Imply Videos

Dec 9, 2022

Pushing the Limits of Druid Real-time with Data Sharding

Most Druid applications aim for sub-second analytics queries – but this becomes difficult when dealing with large volumes of real-time data. We’ll take you through our series of engineering and ops efforts that ultimately helped us reach sub-second real-time queries at scale with Druid by using a custom data sharding mechanism.

At Singular, we process and store our customer’s marketing data so they can run complex analytical queries on it and ultimately make smarter, data-driven decisions. While many of these decisions can be based on historical batch-ingested data, more and more decisions are being made based on fresh real-time data.

With Apache Druid as our client-facing single source of truth, we have utilized its real-time Kafka ingestion effectively for some time, ingesting all the real-time data into a single data source. As we grew, however, our real-time data source got larger and larger and became a significant bottleneck, causing spikes in query times and service disruption. After researching the issue, we discovered the problem: since we had a single real-time data source, different customers’ data was stored in the same segments. When running a heavy query, this caused almost all resources to be allocated to that query. It also caused the data to be stored sub-optimally and significantly increased the volume of data that needed to be scanned.

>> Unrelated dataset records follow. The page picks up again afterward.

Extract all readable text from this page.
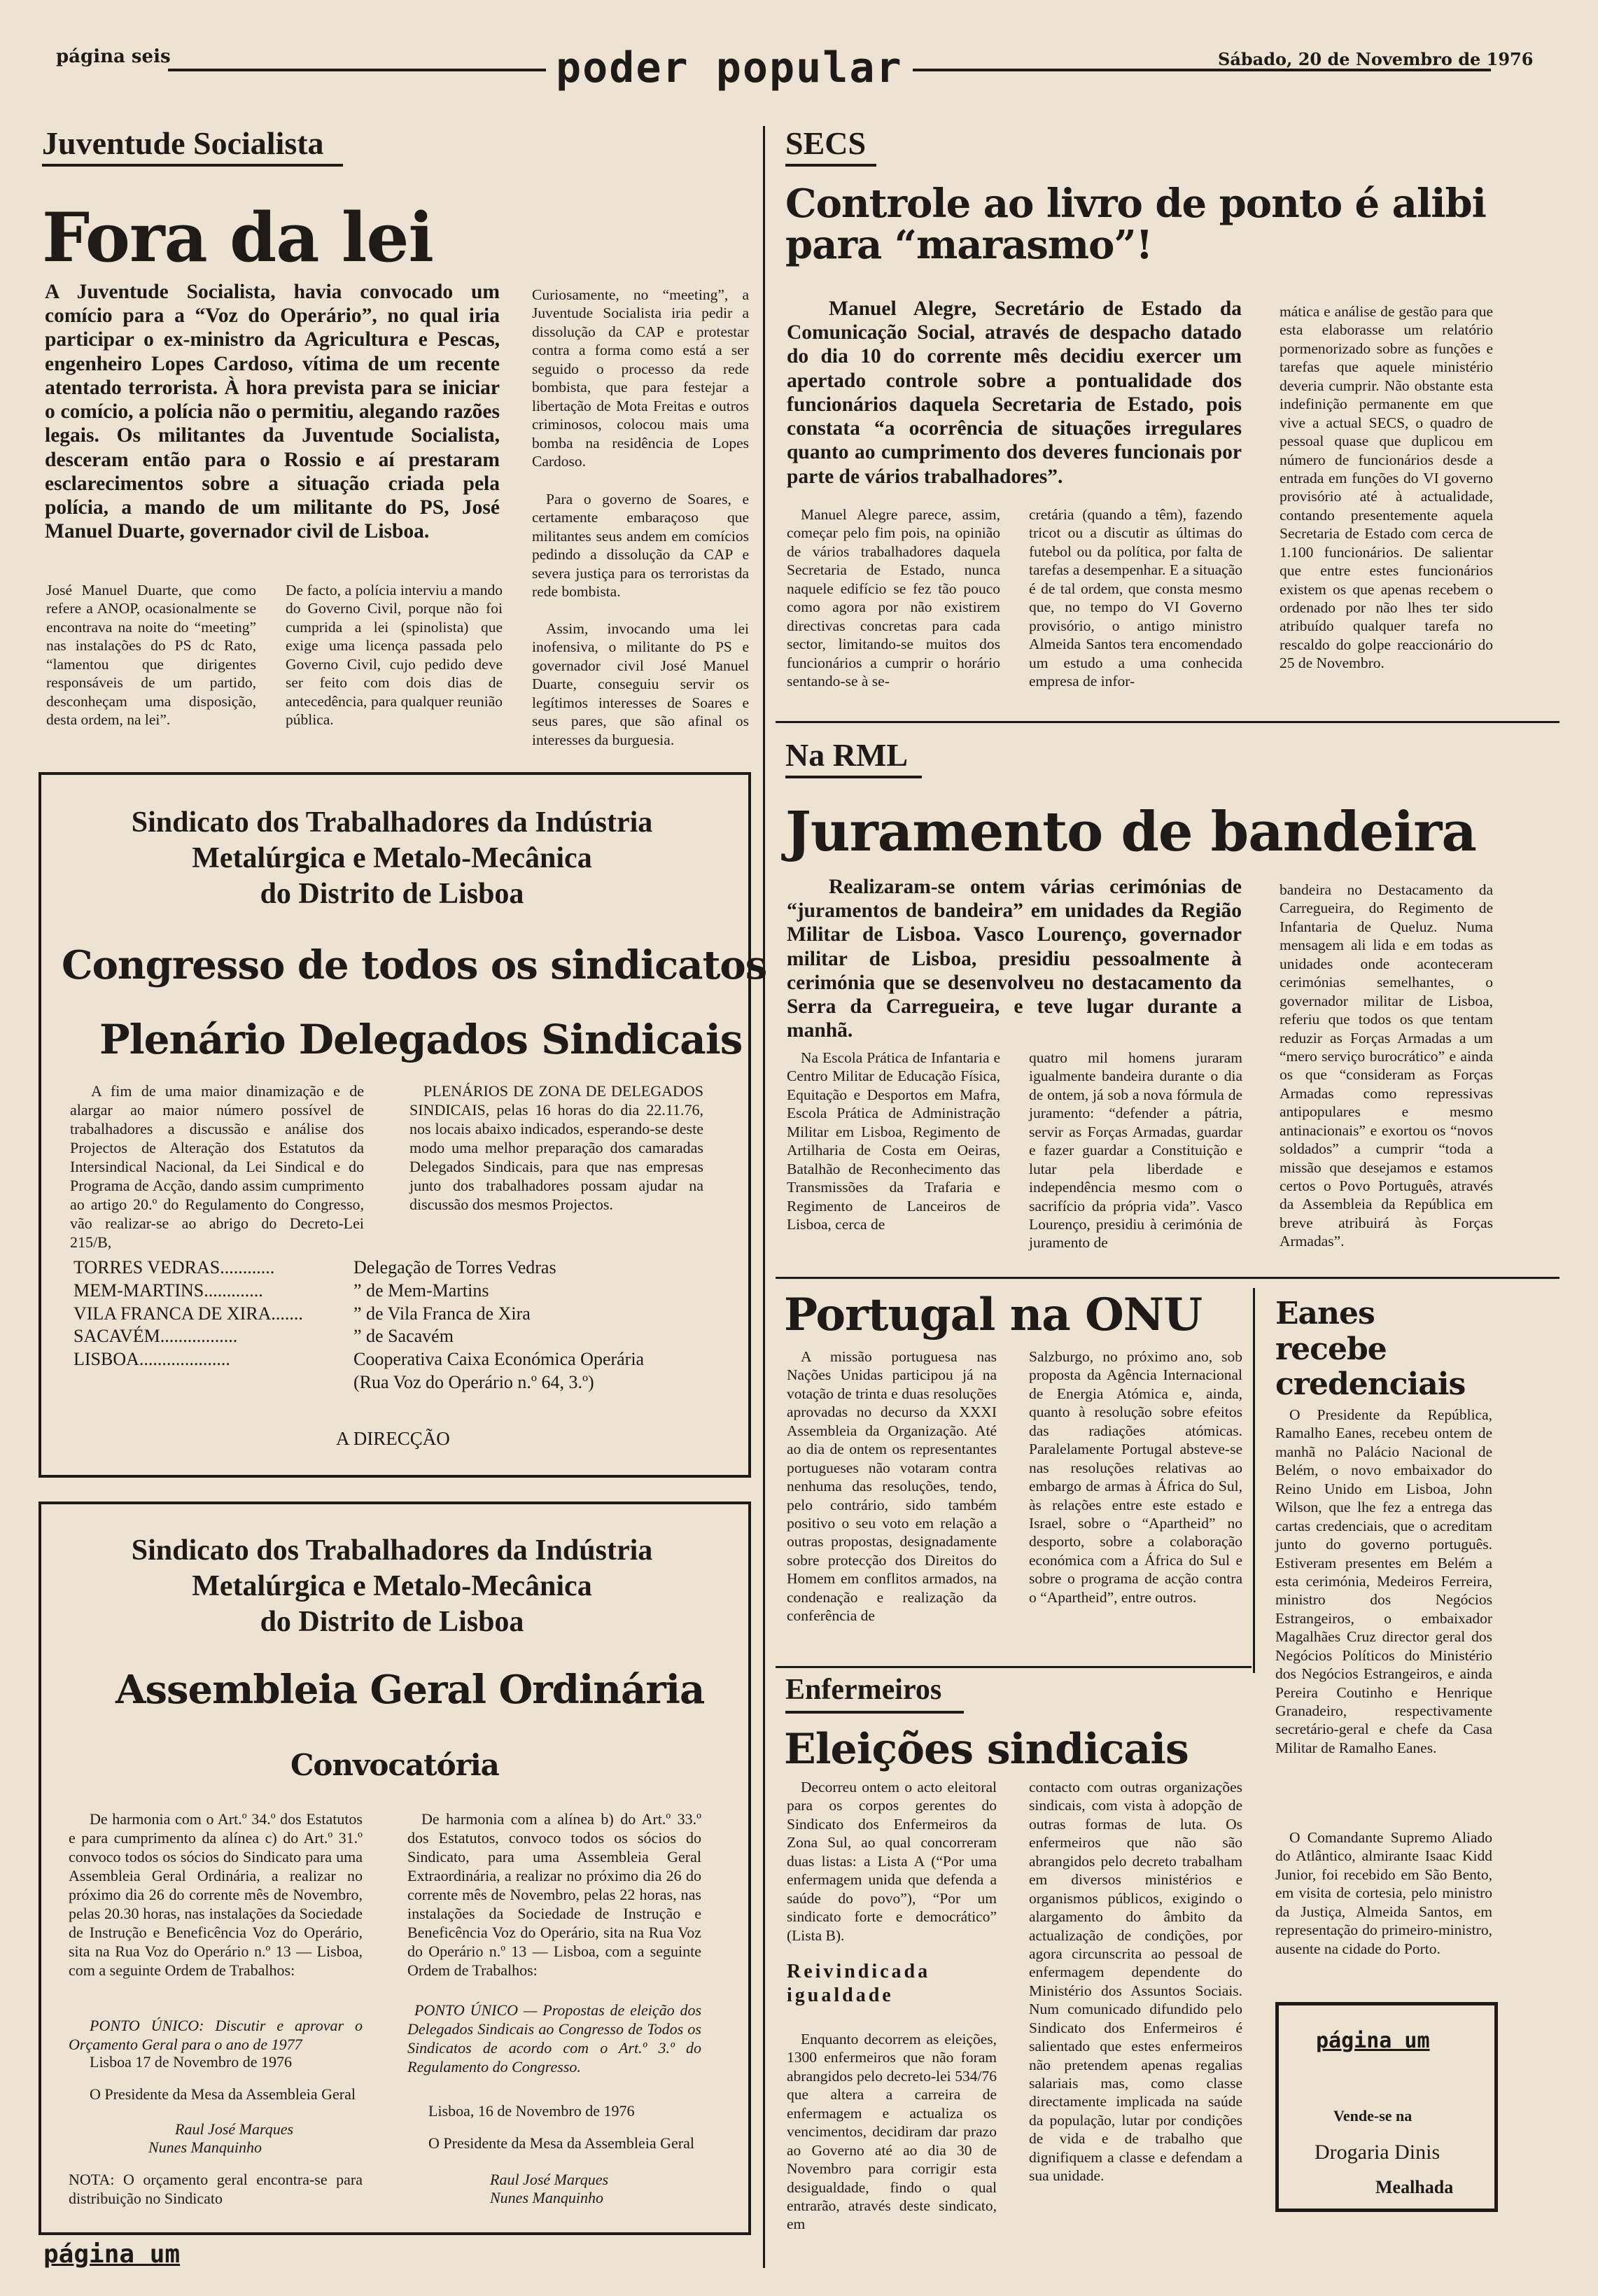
página seis	poder popular	Sábado, 20 de Novembro de 1976
Juventude Socialista
Fora da lei
A Juventude Socialista, havia convocado um comício para a “Voz do Operário”, no qual iria participar o ex-ministro da Agricultura e Pescas, engenheiro Lopes Cardoso, vítima de um recente atentado terrorista. À hora prevista para se iniciar o comício, a polícia não o permitiu, alegando razões legais. Os militantes da Juventude Socialista, desceram então para o Rossio e aí prestaram esclarecimentos sobre a situação criada pela polícia, a mando de um militante do PS, José Manuel Duarte, governador civil de Lisboa.
José Manuel Duarte, que como refere a ANOP, ocasionalmente se encontrava na noite do “meeting” nas instalações do PS dc Rato, “lamentou que dirigentes responsáveis de um partido, desconheçam uma disposição, desta ordem, na lei”.
De facto, a polícia interviu a mando do Governo Civil, porque não foi cumprida a lei (spinolista) que exige uma licença passada pelo Governo Civil, cujo pedido deve ser feito com dois dias de antecedência, para qualquer reunião pública.
Curiosamente, no “meeting”, a Juventude Socialista iria pedir a dissolução da CAP e protestar contra a forma como está a ser seguido o processo da rede bombista, que para festejar a libertação de Mota Freitas e outros criminosos, colocou mais uma bomba na residência de Lopes Cardoso.
Para o governo de Soares, e certamente embaraçoso que militantes seus andem em comícios pedindo a dissolução da CAP e severa justiça para os terroristas da rede bombista.
Assim, invocando uma lei inofensiva, o militante do PS e governador civil José Manuel Duarte, conseguiu servir os legítimos interesses de Soares e seus pares, que são afinal os interesses da burguesia.
Sindicato dos Trabalhadores da Indústria
Metalúrgica e Metalo-Mecânica
do Distrito de Lisboa
Congresso de todos os sindicatos
Plenário Delegados Sindicais
A fim de uma maior dinamização e de alargar ao maior número possível de trabalhadores a discussão e análise dos Projectos de Alteração dos Estatutos da Intersindical Nacional, da Lei Sindical e do Programa de Acção, dando assim cumprimento ao artigo 20.º do Regulamento do Congresso, vão realizar-se ao abrigo do Decreto-Lei 215/B,
PLENÁRIOS DE ZONA DE DELEGADOS SINDICAIS, pelas 16 horas do dia 22.11.76, nos locais abaixo indicados, esperando-se deste modo uma melhor preparação dos camaradas Delegados Sindicais, para que nas empresas junto dos trabalhadores possam ajudar na discussão dos mesmos Projectos.
TORRES VEDRAS............	Delegação de Torres Vedras
MEM-MARTINS.............	” de Mem-Martins
VILA FRANCA DE XIRA.......	” de Vila Franca de Xira
SACAVÉM.................	” de Sacavém
LISBOA....................	Cooperativa Caixa Económica Operária
(Rua Voz do Operário n.º 64, 3.º)
A DIRECÇÃO
Sindicato dos Trabalhadores da Indústria
Metalúrgica e Metalo-Mecânica
do Distrito de Lisboa
Assembleia Geral Ordinária
Convocatória
De harmonia com o Art.º 34.º dos Estatutos e para cumprimento da alínea c) do Art.º 31.º convoco todos os sócios do Sindicato para uma Assembleia Geral Ordinária, a realizar no próximo dia 26 do corrente mês de Novembro, pelas 20.30 horas, nas instalações da Sociedade de Instrução e Beneficência Voz do Operário, sita na Rua Voz do Operário n.º 13 — Lisboa, com a seguinte Ordem de Trabalhos:
PONTO ÚNICO: Discutir e aprovar o Orçamento Geral para o ano de 1977
Lisboa 17 de Novembro de 1976
O Presidente da Mesa da Assembleia Geral
Raul José Marques
Nunes Manquinho
NOTA: O orçamento geral encontra-se para distribuição no Sindicato
De harmonia com a alínea b) do Art.º 33.º dos Estatutos, convoco todos os sócios do Sindicato, para uma Assembleia Geral Extraordinária, a realizar no próximo dia 26 do corrente mês de Novembro, pelas 22 horas, nas instalações da Sociedade de Instrução e Beneficência Voz do Operário, sita na Rua Voz do Operário n.º 13 — Lisboa, com a seguinte Ordem de Trabalhos:
PONTO ÚNICO — Propostas de eleição dos Delegados Sindicais ao Congresso de Todos os Sindicatos de acordo com o Art.º 3.º do Regulamento do Congresso.
Lisboa, 16 de Novembro de 1976
O Presidente da Mesa da Assembleia Geral
Raul José Marques
Nunes Manquinho
SECS
Controle ao livro de ponto é alibi para “marasmo”!
Manuel Alegre, Secretário de Estado da Comunicação Social, através de despacho datado do dia 10 do corrente mês decidiu exercer um apertado controle sobre a pontualidade dos funcionários daquela Secretaria de Estado, pois constata “a ocorrência de situações irregulares quanto ao cumprimento dos deveres funcionais por parte de vários trabalhadores”.
Manuel Alegre parece, assim, começar pelo fim pois, na opinião de vários trabalhadores daquela Secretaria de Estado, nunca naquele edifício se fez tão pouco como agora por não existirem directivas concretas para cada sector, limitando-se muitos dos funcionários a cumprir o horário sentando-se à se-
cretária (quando a têm), fazendo tricot ou a discutir as últimas do futebol ou da política, por falta de tarefas a desempenhar. E a situação é de tal ordem, que consta mesmo que, no tempo do VI Governo provisório, o antigo ministro Almeida Santos tera encomendado um estudo a uma conhecida empresa de infor-
mática e análise de gestão para que esta elaborasse um relatório pormenorizado sobre as funções e tarefas que aquele ministério deveria cumprir. Não obstante esta indefinição permanente em que vive a actual SECS, o quadro de pessoal quase que duplicou em número de funcionários desde a entrada em funções do VI governo provisório até à actualidade, contando presentemente aquela Secretaria de Estado com cerca de 1.100 funcionários. De salientar que entre estes funcionários existem os que apenas recebem o ordenado por não lhes ter sido atribuído qualquer tarefa no rescaldo do golpe reaccionário do 25 de Novembro.
Na RML
Juramento de bandeira
Realizaram-se ontem várias cerimónias de “juramentos de bandeira” em unidades da Região Militar de Lisboa. Vasco Lourenço, governador militar de Lisboa, presidiu pessoalmente à cerimónia que se desenvolveu no destacamento da Serra da Carregueira, e teve lugar durante a manhã.
Na Escola Prática de Infantaria e Centro Militar de Educação Física, Equitação e Desportos em Mafra, Escola Prática de Administração Militar em Lisboa, Regimento de Artilharia de Costa em Oeiras, Batalhão de Reconhecimento das Transmissões da Trafaria e Regimento de Lanceiros de Lisboa, cerca de
quatro mil homens juraram igualmente bandeira durante o dia de ontem, já sob a nova fórmula de juramento: “defender a pátria, servir as Forças Armadas, guardar e fazer guardar a Constituição e lutar pela liberdade e independência mesmo com o sacrifício da própria vida”. Vasco Lourenço, presidiu à cerimónia de juramento de
bandeira no Destacamento da Carregueira, do Regimento de Infantaria de Queluz. Numa mensagem ali lida e em todas as unidades onde aconteceram cerimónias semelhantes, o governador militar de Lisboa, referiu que todos os que tentam reduzir as Forças Armadas a um “mero serviço burocrático” e ainda os que “consideram as Forças Armadas como repressivas antipopulares e mesmo antinacionais” e exortou os “novos soldados” a cumprir “toda a missão que desejamos e estamos certos o Povo Português, através da Assembleia da República em breve atribuirá às Forças Armadas”.
Portugal na ONU
A missão portuguesa nas Nações Unidas participou já na votação de trinta e duas resoluções aprovadas no decurso da XXXI Assembleia da Organização. Até ao dia de ontem os representantes portugueses não votaram contra nenhuma das resoluções, tendo, pelo contrário, sido também positivo o seu voto em relação a outras propostas, designadamente sobre protecção dos Direitos do Homem em conflitos armados, na condenação e realização da conferência de
Salzburgo, no próximo ano, sob proposta da Agência Internacional de Energia Atómica e, ainda, quanto à resolução sobre efeitos das radiações atómicas. Paralelamente Portugal absteve-se nas resoluções relativas ao embargo de armas à África do Sul, às relações entre este estado e Israel, sobre o “Apartheid” no desporto, sobre a colaboração económica com a África do Sul e sobre o programa de acção contra o “Apartheid”, entre outros.
Eanes recebe credenciais
O Presidente da República, Ramalho Eanes, recebeu ontem de manhã no Palácio Nacional de Belém, o novo embaixador do Reino Unido em Lisboa, John Wilson, que lhe fez a entrega das cartas credenciais, que o acreditam junto do governo português. Estiveram presentes em Belém a esta cerimónia, Medeiros Ferreira, ministro dos Negócios Estrangeiros, o embaixador Magalhães Cruz director geral dos Negócios Políticos do Ministério dos Negócios Estrangeiros, e ainda Pereira Coutinho e Henrique Granadeiro, respectivamente secretário-geral e chefe da Casa Militar de Ramalho Eanes.
O Comandante Supremo Aliado do Atlântico, almirante Isaac Kidd Junior, foi recebido em São Bento, em visita de cortesia, pelo ministro da Justiça, Almeida Santos, em representação do primeiro-ministro, ausente na cidade do Porto.
Enfermeiros
Eleições sindicais
Decorreu ontem o acto eleitoral para os corpos gerentes do Sindicato dos Enfermeiros da Zona Sul, ao qual concorreram duas listas: a Lista A (“Por uma enfermagem unida que defenda a saúde do povo”), “Por um sindicato forte e democrático” (Lista B).
Reivindicada igualdade
Enquanto decorrem as eleições, 1300 enfermeiros que não foram abrangidos pelo decreto-lei 534/76 que altera a carreira de enfermagem e actualiza os vencimentos, decidiram dar prazo ao Governo até ao dia 30 de Novembro para corrigir esta desigualdade, findo o qual entrarão, através deste sindicato, em
contacto com outras organizações sindicais, com vista à adopção de outras formas de luta. Os enfermeiros que não são abrangidos pelo decreto trabalham em diversos ministérios e organismos públicos, exigindo o alargamento do âmbito da actualização de condições, por agora circunscrita ao pessoal de enfermagem dependente do Ministério dos Assuntos Sociais. Num comunicado difundido pelo Sindicato dos Enfermeiros é salientado que estes enfermeiros não pretendem apenas regalias salariais mas, como classe directamente implicada na saúde da população, lutar por condições de vida e de trabalho que dignifiquem a classe e defendam a sua unidade.
página um
Vende-se na
Drogaria Dinis
Mealhada
página um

The simple solution was to batch-run optimizations and compaction tasks on the real-time data. However, this was only partly effective and was a costly operation. Another simple mitigation, allocating a scaled-up, dedicated Historical tier to serve the real-time data, proved effective in increasing stability, but did not improve query time significantly, as well as proving to be very costly.

Ultimately, we went for the more complex solution: split our real-time data into different “shards”, so any given query would only run over a fraction of the total data. The sharding solution involved many operational complexities. We need to know what data is in each shard, keep our shards evenly balanced, and tune both our stream (Kafka) and Druid to deal with the decrease in tenancy and new ingestion tasks. On top of this, we had to implement, deploy, and migrate workloads while maintaining full data availability for our customers. Since overcoming these challenges and releasing our Druid real-time sharding solution, we’ve seen significantly lower query times, better-optimized data storage, and faster data ingestion, ultimately creating a more efficient and reliable product.